The group officially behind the ads, which thank former National Security Agency contractor Edward Snowden for leaking official documents, is the Partnership for Civil Justice Fund.
The PCJF is run by two people, Carl Messineo and Mara Verheyden-Hilliard, who are each paid $130,000 annually for their work as, respectively, treasurer and executive director, according to the group's most recently available IRS 990 tax return, for 2011.
The two are among the organization's nine full-time employees and are described as having founded the organization in 1994.
Although it filed its 990 as a 501(c)(3) non-profit educational foundation, PCJF describes itself in that document as having two equally important purposes: litigation on behalf of civil liberties and public education on behalf of civil liberties. The Metrobus ads fall under the second category.
On the litigation side, PCJF is perhaps best known for settlements it has won on behalf of anti-globalization protesters in Washington, D.C., and New York.
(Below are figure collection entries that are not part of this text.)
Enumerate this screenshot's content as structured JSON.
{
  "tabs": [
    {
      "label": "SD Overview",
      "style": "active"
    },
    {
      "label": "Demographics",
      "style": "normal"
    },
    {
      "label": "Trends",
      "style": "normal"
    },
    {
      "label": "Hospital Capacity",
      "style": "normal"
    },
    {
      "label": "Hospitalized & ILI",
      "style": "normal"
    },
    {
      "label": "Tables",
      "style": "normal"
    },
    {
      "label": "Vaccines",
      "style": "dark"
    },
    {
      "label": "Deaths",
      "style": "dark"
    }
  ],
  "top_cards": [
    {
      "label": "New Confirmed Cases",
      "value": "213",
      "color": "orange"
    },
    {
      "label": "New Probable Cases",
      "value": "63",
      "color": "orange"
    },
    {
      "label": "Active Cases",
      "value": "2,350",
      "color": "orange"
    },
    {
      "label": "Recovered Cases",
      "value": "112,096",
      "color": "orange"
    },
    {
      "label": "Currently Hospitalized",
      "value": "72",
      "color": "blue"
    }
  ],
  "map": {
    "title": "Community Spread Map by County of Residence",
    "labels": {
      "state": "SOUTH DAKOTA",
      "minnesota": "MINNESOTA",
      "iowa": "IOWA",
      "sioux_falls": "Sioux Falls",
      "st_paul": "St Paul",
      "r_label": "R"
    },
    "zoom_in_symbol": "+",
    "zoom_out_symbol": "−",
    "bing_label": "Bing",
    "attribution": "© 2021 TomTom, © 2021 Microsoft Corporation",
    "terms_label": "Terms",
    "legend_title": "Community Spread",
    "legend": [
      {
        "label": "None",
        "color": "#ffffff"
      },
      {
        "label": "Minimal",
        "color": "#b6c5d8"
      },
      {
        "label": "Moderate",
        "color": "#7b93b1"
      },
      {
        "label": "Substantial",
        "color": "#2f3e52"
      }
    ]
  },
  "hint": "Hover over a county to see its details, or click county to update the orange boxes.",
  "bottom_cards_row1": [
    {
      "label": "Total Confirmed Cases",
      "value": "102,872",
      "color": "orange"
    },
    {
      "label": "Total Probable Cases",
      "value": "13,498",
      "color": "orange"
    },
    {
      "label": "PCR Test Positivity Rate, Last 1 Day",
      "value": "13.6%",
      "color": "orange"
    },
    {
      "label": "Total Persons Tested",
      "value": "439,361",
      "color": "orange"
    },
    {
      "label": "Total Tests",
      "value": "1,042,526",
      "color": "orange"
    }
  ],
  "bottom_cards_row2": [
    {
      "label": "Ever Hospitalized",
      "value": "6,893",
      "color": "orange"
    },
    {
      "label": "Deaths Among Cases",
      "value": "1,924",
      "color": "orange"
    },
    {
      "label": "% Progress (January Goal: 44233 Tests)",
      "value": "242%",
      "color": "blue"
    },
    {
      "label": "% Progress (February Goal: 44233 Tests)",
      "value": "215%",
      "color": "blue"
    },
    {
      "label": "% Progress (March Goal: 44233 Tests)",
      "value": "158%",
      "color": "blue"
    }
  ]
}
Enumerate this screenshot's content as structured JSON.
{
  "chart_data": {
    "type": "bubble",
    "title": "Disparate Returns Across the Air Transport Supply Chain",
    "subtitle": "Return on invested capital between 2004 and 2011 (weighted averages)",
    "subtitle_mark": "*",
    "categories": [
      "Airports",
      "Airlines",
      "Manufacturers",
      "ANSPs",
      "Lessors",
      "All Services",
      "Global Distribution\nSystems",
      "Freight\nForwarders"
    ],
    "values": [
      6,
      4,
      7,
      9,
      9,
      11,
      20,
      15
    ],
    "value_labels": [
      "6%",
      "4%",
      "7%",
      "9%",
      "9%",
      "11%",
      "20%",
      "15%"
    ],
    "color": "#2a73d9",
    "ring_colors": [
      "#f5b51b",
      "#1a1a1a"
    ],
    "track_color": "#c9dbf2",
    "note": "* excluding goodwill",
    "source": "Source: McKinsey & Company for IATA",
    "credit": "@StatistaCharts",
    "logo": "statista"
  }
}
The group received more than $1.7 million in "program services revenue," which presumably represents legal fees gained in litigation settlements.
Unlike many other public interest litigation outfits, PCJF has few charitable donors. The group listed $57,075 in contributions for 2011.
Of that total, $50,000 came from one donor, the Warsh Mott Legacy Foundation in Freestone, Calif. The same donor has given PCJF a total of $135,000 in other grants since 2009, according to donor records.